The Scandinavian country moved up from fifth place in 2016 in the thinktank's investment attractiveness index. It was followed by Canada's Saskatchewan in second place (2016:1), Nevada in third (2016:4), Ireland in fourth (2016:9), and Western Australia in fifth (2016:3).
Other jurisdictions in the top 10 were Quebec, Ontario, Chile, Arizona and Alaska.
The 2017 investment attractiveness index ranked 91 jurisdictions around the world based on geologic attractiveness for minerals and metals (through the think tank's best practice mineral potential index) and the extent to which government policies encourage or deter exploration and investment (via the its policy perception index or PPI). This was down from 104 jurisdictions in 2016.
"Rich mineral reserves, competitive taxes, efficient permitting procedures and certainty around environmental regulations will still attract significant investment — even with slumping commodity prices," Fraser's energy and natural resource studies senior director Kenneth Green said.
Canada was named the top overall region for investment attractiveness, although the survey found investment attractiveness fell slightly globally, with last year's top overall region Australia falling to second place, followed by the US and then Europe.
Every jurisdiction in Australia scored lower in the 2017 survey due to increasingly unattractive government regulations across the country.
There were some improvements, particularly in parts of South America, with Chile rising to eighth place after being 39th in 2016. Peru also improved from 28th in 2016 to 19th.

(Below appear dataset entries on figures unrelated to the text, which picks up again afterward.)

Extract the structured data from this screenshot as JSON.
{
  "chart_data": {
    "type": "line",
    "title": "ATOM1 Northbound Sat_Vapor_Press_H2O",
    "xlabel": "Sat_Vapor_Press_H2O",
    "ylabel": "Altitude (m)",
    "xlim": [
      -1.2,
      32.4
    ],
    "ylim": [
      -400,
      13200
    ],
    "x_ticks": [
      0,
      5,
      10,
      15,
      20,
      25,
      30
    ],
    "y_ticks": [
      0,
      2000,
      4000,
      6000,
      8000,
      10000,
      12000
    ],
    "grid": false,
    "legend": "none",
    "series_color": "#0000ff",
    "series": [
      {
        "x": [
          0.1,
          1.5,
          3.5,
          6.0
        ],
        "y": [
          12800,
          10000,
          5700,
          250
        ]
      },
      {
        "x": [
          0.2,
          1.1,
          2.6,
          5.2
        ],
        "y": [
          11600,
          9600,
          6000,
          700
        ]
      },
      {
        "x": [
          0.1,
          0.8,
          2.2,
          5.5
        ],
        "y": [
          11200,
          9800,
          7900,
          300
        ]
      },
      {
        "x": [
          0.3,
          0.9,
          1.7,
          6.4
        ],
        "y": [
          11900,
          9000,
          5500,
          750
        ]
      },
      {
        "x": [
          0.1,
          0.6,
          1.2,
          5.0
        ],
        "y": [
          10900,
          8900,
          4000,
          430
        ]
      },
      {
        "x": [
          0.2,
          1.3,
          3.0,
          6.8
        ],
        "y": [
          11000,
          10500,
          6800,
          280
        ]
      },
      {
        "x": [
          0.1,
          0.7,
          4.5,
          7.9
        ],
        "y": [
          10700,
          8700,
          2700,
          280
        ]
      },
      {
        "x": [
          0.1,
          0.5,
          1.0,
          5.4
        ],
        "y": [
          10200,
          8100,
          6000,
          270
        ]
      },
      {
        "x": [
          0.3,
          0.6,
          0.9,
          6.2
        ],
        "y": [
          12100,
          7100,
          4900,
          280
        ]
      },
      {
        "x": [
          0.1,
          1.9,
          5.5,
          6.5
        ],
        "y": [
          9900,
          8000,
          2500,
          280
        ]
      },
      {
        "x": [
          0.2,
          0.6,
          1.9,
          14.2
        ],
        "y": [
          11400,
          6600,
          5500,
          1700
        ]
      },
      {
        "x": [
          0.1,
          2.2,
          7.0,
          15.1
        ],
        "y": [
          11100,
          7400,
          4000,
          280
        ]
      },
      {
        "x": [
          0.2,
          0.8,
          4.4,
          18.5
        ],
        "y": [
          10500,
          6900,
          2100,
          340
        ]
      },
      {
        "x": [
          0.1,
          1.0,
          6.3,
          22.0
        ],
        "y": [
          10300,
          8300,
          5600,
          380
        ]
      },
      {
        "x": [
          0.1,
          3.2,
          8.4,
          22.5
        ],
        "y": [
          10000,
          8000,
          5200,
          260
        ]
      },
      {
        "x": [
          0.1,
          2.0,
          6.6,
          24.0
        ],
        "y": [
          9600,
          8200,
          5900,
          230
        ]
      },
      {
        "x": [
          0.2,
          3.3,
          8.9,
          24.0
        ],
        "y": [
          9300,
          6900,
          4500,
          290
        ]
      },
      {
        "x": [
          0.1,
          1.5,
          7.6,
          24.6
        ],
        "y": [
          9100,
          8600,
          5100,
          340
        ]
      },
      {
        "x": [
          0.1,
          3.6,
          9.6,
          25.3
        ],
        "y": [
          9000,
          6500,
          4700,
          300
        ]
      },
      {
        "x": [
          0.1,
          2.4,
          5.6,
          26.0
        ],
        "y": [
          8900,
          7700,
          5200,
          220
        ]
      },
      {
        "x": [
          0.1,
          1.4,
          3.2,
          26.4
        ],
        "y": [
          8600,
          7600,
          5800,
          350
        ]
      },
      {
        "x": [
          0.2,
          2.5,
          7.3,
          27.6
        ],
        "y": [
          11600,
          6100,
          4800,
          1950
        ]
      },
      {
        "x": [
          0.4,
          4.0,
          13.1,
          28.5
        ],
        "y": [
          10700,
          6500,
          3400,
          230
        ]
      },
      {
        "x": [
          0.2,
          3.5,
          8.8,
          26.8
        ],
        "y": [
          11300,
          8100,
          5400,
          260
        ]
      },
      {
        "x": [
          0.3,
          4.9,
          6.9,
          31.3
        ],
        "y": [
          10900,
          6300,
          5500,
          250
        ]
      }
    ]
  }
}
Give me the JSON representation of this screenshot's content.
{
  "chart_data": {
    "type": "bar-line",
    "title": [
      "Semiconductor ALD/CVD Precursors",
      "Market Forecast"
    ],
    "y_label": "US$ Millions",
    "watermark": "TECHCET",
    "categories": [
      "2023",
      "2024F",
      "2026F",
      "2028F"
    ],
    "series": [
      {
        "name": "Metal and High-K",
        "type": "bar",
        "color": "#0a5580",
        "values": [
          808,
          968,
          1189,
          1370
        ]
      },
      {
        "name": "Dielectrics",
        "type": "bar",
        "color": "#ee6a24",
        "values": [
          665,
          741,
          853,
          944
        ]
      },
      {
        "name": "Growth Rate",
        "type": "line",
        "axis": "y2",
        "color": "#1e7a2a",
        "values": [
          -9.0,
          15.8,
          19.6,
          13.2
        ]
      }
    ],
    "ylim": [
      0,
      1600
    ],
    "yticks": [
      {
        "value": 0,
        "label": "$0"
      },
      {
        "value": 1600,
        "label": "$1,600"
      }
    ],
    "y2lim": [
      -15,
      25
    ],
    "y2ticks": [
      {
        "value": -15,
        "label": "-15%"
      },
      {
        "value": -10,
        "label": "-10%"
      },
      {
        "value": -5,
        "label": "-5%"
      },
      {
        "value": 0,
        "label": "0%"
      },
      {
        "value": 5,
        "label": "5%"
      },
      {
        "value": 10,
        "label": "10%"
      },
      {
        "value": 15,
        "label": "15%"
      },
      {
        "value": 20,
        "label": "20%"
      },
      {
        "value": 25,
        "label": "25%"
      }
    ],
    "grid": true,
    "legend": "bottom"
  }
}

"Capital is fluid and one jurisdiction's loss can be another's gain because mining investors will flock to jurisdictions that have attractive policies … Sound regulatory regimes are an absolute must for policymakers who want to attract increasingly precious commodity investments," Green said.
The least attractive jurisdiction was Guatemala, which came last on the list, replacing Argentina's Jujuy province. Tahoe Resources (CN:THO) had a torrid time of it at its Escobal silve mine in Guatemala last year, which led to the mine's suspension.
Only slightly better in the bottom ten were (in ascending order) Kenya, Mendoza and Chubut in Argentina, Mozambique, Bolivia, Venezuela, Romania, China and Nicaragua.
Looking at the contributing PPI, or the institutes' report card on government's mining policies, the Republic of Ireland remained top for the fifth straight year, followed by Finland, (up from fourth in 2016) and Saskachewan, Sweden, Nevada, Northern Ireland, Michigan, Wyoming, Quebec and Newfoundland and Labrador.
The countries with the worst PPI scores were Venezuela, Chubut, Zimbabwe, Guatemala and the Democratic Republic of Congo.